*Hey OP Fans, as fate would have it I am in the process of licensing my documentary, "Future of the Church", to Faithlife Films - the production company behind this movie, "Fragments of Truth." Although I've done my best to give an honest review, I want this potential bias to be revealed. Now, on to the review. First, if you don't know what MDiv is (Master of Divinity), you probably shouldn't see this movie. I'm sort of kidding, but I think "Fragments of Truth" is a must see movie for Christians. If you are serious about studying the Bible, then you need to watch this to see some of the ancient texts and better understand the process by which the Bible came to be. So, for me, the topic is honestly more important than the quality of the filmmaking. As for the filmmaking, I think this film was on a great track, but gets somewhat derailed at the midpoint when it begins repeating itself. It was a strange moment that I explain in greater detail below, but I don't think it's bad enough to avoid seeing.
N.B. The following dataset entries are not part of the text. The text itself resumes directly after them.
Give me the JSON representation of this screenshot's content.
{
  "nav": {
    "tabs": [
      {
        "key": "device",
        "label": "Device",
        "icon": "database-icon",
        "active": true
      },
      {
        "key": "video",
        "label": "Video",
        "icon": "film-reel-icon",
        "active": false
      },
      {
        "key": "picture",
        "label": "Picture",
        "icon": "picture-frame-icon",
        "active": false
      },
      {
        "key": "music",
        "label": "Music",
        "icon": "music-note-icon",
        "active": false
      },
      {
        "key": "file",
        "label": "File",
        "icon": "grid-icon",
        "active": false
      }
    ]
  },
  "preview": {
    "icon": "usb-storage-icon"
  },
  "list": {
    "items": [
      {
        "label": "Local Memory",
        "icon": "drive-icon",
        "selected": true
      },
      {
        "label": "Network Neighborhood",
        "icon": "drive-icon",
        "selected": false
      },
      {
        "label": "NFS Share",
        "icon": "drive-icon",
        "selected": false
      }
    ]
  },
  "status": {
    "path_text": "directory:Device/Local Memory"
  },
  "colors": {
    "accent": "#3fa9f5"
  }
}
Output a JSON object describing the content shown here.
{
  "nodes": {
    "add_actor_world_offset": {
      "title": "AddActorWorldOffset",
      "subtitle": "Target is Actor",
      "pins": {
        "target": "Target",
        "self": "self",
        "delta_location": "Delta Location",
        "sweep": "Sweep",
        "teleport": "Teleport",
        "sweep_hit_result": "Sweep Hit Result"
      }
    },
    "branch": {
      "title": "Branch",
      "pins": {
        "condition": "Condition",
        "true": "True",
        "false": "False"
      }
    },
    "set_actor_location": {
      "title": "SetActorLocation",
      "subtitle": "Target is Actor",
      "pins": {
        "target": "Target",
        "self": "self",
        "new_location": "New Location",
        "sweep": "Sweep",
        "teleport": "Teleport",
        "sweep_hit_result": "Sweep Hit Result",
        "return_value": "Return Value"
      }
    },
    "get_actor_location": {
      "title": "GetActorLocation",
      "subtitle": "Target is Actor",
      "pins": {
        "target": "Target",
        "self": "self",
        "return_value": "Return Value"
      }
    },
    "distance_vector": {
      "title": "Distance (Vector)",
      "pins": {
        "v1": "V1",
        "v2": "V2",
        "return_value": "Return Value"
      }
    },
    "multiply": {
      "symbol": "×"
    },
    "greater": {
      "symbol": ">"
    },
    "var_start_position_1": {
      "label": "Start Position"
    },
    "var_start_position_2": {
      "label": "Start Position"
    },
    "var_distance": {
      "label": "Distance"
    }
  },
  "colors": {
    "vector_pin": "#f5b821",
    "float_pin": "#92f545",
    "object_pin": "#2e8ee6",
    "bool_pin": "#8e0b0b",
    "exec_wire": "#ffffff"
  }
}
But please note, you're going to need your thinking cap when you watch this.
Fragments of Truth
Fragments of Truth
Strap in. You're about to get your MDiv
Reviewed By: Steven Siwek
The interviewees are great. I happened to hear Dr. Evans speak just a few weeks before this film's release, and I really liked his talk and persona. Nothing changed for me in watching this - I just like him and trust him, which is key in someone watching this film. Having made a documentary, one of the things I wish I would've done that I similarly wish this documentary had done is actually show/interview the opposing viewpoint. It's one thing to express the opposing viewpoint in light of "your own side" but it's a whole other thing to bring in the opposing side and allow for them to speak in nuanced ways about their views. That would've helped this film have more depth and possibly trust. Lastly, I don't think the narration, altough it was epic, was necessary. The film essentially has two narrators and I don't think it needed anyone else besides Dr. Evans. It unnecessarily complicates the film.
Nothing to worry about here for kids, except for the fact that many people will think this film to be too lofty in terms of Ph.D.-level thinking. As I mentioned in the Acting section, I love the pursuit of searching for truth and providing reasons/understanding, but I hoped the other side would be better represented. This film will most likely only affect those who already claim to be Christian, and might not have as strong of an affect on non-Christians, especially those who do not even want to talk or think about Christianity.
There are moments where it gets overdone and builds to an emotion that we're not always seeing visually, but overall it's fine.
Let me start with a major positive: Christians should see this movie. If you are wanting to better understand the Bible, you need to watch this. The idea of the "reliability of Scripture" is certainly a hot item these days, and I believe for the most part this film faithfully seeks out and receives solid answers. Now, from a filmmaking perspective I have a couple of challenges. I don't know the last time I said a movie was "too fast" in its pacing, but "Fragments of Truth" starts off with a bang. I couldn't catch my breath for the first 30-40 minutes of the movie. It's one major piece from antiquity after another - however, MDiv students, you might see this movie as part of the curriculum in seminaries across the country. For the average audience, they needed the film to breathe more because I don't know how much knowledge retention was happening. But just as I was about to catch my breath, the strangest thing happened. At about the 40 or 45 minute mark, the movie began to repeat itself. I seriously almost got up to tell the theater attendents that the film somehow got replayed, but it didn't. I don't want to spoil it for anyone, but essentially the very premise we were chasing the first half of the movie is the same premise (with nearly the same answers) in the second half of the movie. It was tough for me to swallow because with the exception of moving along very quickly, this documentary had a great first half and then became strangely redundant.
My hats off to the animator/visual fx team. I think the visual effects were really eye-catching and helped the b-roll tremendously - although sometimes it was too quick. Most of the interviews were well done in terms of set up. There were a few times where the lighting was really blown out and other times where b-roll was overused or came in and out very quickly. The main background behind Dr. Evans is one of my favorites in a documentary, beautiful. Lastly, the shots of ancient papyri and other old literature is very cool, and the fact they got access is super impressive.
Read what I wrote in the Story section and you'll better understand my lower Kernel Factor score. I think the film needed to be better organized, but I also can tell they had limited time to work as they traveled with Dr. Evans on what was likely a time-constrained trip abroad. Only working with the footage you have can be a huge challenge in documentary work. That being said, I felt like the team should have watched "Case for Christ" and simply followed the outline of that successful book and movie, which dives into this exact topic. Lastly, it would've been so wonderful to get more real-time translation of the ancient Greek texts to English. I saw these beautiful old manuscripts with ancient markings, but we are rarely given an exact translation then and there. I thought that was a missed opportunity, but for me it showed the time constraints in making this.